T-statistic: 1.1340003431780752
P-value: 0.2575357105414661
Fail to reject the null hypothesis: There is NO significant difference in burned area between FFMC groups.


#### Confidence interval

In [63]:
n_high = len(burned_area_high) # High FFMC group sample size
n_low = len(burned_area_low) # Low FFMC group sample size
mean_high = burned_area_high.mean() # High FFMC group mean
mean_low = burned_area_low.mean() # Low FFMC group mean
std_high = burned_area_high.std() # High FFMC group standard deviation
std_low = burned_area_low.std() # Low FFMC group standard deviation

se_diff = np.sqrt((std_high**2/n_high) + (std_low**2/n_low)) # Standard error of the difference

df_effective = df_effective = ((std_high**2 / n_high) + (std_low**2 / n_low))**2 / \
               (((std_high**2 / n_high)**2) / (n_high - 1) + ((std_low**2 / n_low)**2) / (n_low - 1))

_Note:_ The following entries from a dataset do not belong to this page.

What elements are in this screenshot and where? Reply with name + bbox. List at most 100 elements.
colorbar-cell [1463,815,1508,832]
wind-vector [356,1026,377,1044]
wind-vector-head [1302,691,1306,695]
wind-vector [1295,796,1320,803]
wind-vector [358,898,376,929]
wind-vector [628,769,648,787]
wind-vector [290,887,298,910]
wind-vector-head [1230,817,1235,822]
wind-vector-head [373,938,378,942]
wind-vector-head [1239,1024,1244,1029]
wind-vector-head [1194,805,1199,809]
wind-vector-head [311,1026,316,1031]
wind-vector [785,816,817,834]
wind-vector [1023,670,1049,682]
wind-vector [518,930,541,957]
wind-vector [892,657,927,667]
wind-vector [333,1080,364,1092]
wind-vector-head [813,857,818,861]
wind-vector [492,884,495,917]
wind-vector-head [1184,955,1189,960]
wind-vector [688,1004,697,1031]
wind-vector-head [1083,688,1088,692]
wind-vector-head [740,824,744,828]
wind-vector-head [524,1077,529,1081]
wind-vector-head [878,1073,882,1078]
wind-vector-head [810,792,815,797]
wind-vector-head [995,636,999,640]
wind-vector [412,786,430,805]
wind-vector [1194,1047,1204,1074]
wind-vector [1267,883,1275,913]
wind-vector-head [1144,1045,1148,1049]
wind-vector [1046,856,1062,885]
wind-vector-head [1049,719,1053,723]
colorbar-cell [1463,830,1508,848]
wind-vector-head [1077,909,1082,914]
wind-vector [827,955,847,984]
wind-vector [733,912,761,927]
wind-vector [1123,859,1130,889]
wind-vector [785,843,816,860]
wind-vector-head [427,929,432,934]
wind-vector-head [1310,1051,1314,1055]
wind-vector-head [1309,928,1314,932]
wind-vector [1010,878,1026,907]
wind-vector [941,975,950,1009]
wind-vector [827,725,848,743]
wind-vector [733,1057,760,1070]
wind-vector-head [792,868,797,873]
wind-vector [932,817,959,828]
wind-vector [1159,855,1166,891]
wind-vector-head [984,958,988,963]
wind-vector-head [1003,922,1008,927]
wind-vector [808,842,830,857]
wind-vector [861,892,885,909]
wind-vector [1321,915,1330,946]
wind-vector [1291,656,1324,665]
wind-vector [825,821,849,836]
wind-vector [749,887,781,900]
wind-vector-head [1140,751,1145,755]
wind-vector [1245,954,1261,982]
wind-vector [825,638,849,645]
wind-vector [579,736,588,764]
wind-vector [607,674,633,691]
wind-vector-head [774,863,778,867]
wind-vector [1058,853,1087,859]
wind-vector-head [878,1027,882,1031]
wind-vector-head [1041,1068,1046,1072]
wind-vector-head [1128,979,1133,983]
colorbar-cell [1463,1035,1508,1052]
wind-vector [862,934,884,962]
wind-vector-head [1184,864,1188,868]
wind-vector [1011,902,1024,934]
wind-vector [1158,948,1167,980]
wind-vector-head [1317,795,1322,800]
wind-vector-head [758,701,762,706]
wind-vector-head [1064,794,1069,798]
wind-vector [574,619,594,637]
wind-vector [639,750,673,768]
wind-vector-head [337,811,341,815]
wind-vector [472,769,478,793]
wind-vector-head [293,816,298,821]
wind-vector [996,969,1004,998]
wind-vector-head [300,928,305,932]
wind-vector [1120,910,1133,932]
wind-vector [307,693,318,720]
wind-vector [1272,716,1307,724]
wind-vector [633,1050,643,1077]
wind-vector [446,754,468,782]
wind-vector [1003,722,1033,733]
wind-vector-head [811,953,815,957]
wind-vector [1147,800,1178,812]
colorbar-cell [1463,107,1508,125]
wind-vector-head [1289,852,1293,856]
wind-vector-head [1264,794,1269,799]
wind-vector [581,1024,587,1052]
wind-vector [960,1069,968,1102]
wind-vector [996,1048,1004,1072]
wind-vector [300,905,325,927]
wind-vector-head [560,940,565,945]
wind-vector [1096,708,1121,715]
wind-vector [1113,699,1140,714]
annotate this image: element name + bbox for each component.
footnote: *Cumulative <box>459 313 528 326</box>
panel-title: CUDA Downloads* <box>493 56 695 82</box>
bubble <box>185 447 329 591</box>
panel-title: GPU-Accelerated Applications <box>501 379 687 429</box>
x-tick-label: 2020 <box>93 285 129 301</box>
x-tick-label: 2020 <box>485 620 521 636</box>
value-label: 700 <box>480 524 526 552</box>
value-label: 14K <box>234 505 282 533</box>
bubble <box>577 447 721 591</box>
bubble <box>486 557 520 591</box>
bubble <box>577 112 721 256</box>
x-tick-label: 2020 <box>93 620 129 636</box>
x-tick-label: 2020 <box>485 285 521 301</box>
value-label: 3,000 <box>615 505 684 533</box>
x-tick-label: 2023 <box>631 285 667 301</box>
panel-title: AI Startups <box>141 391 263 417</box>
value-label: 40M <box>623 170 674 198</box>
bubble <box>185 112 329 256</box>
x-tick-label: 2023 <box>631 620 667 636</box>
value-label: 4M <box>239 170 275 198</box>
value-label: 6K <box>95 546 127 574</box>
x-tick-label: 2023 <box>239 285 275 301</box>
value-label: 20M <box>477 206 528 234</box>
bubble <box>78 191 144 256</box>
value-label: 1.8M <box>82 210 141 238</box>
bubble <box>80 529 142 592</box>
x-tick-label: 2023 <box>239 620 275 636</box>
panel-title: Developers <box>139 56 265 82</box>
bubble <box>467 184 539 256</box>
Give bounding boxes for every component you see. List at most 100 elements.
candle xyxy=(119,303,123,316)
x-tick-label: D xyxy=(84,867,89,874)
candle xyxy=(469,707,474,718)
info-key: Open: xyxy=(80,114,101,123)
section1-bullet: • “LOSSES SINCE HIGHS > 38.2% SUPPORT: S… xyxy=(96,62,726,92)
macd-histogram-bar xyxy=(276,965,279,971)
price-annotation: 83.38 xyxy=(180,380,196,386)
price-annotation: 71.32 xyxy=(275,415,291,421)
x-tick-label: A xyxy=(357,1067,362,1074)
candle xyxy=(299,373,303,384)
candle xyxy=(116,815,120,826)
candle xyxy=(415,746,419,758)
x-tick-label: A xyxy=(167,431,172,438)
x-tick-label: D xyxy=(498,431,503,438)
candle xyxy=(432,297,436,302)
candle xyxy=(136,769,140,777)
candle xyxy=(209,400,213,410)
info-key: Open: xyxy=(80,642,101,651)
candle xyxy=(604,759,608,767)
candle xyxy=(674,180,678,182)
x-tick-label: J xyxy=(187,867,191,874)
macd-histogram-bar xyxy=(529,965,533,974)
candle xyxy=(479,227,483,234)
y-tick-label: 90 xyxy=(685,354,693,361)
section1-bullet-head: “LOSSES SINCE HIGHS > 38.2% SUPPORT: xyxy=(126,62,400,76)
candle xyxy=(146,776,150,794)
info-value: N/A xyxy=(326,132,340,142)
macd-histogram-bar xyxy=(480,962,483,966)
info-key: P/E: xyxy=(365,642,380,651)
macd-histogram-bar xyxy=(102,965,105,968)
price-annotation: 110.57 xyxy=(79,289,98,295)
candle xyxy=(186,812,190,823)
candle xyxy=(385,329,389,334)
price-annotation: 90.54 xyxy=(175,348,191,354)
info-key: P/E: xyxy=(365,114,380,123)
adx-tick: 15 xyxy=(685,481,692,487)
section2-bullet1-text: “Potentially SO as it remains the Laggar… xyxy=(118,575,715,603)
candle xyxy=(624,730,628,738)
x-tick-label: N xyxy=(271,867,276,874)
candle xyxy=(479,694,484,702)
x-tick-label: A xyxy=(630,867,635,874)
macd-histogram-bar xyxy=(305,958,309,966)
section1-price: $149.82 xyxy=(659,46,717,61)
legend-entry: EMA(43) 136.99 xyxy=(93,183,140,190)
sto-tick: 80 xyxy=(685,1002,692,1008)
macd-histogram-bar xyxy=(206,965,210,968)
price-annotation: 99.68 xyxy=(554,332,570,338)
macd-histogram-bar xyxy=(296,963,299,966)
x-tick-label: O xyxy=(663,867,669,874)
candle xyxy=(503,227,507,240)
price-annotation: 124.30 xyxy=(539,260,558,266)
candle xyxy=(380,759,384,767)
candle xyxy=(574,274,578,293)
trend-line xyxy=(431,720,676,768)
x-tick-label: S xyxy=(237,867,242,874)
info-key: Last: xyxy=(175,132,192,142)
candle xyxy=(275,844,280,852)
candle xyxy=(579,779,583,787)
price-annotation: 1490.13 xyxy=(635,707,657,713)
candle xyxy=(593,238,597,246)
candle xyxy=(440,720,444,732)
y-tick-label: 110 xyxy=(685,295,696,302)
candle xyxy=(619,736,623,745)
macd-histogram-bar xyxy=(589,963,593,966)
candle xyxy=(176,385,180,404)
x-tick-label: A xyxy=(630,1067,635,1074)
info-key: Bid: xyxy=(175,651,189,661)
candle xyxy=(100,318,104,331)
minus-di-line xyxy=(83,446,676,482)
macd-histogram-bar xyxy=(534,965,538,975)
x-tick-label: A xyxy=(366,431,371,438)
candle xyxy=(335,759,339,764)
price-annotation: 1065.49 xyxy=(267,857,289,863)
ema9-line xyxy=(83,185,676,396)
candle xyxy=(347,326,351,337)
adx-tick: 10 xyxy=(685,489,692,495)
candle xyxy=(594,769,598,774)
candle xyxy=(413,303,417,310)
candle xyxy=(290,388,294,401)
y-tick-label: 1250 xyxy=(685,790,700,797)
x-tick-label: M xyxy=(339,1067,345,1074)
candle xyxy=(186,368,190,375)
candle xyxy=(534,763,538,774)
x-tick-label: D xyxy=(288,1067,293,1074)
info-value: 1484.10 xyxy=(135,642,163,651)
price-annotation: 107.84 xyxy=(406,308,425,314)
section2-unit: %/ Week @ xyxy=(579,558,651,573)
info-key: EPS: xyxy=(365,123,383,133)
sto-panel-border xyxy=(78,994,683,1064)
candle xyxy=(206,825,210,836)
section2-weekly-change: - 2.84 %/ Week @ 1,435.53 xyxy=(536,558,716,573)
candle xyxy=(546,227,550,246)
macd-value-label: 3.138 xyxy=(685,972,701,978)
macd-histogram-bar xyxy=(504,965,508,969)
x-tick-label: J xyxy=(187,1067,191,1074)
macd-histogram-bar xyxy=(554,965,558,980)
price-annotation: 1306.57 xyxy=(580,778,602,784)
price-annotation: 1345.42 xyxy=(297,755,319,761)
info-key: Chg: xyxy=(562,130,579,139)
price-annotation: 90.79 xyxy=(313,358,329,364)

t_crit = stats.t.ppf(0.975, df_effective) # Critical t-value for 95% confidence level

margin_of_error = t_crit * se_diff # Margin of error

ci_low = (mean_high - mean_low) - margin_of_error # Lower bound of the confidence interval
ci_high = (mean_high - mean_low) + margin_of_error # Upper bound of the confidence interval
print(f"95% Confidence Interval: (Group_Low:{ci_low}, Group_High:{ci_high})")

95% Confidence Interval: (Group_Low:-4.350797663018458, Group_High:16.20437593005963)


## 7. Results & Conclusion

- *Test statistic = 1.134*  
- *P-value = 0.2575*  
- *95% confidence interval:* Group_Low:-4.3507  //  Group_High:16.2043 

- *Decision: Fail to reject the null hypothesis*  
- *Practical significance: Even the FFMC variable being a important and validaded value to consider in a forest fire situation, in this test wasn't statistically relevant to determine if the fire will spead in a wider area.*

## 8. Briefly discussion

*Briefly discuss dataset limitations (e.g., small sample with rain, skewed data), test assumptions, and propose improvements or future analyses.*

This A/B test project in for Forest fires on the northeast region of Portugal (Montesinho Park) evaluated if high FFMC values are associated with significantly higher burned areas compared to low FFMC days. The result did not provide strong evidence to reject the null hypothesis, as the confidence interval included zero.

* A larger dataset could change this result (if it brought all Portugal forest fires during the years 2000 and 2003).
* The burned areas are not symmetrical, with many small fires and a few very large ones. It cause an the burned area data column be skewed.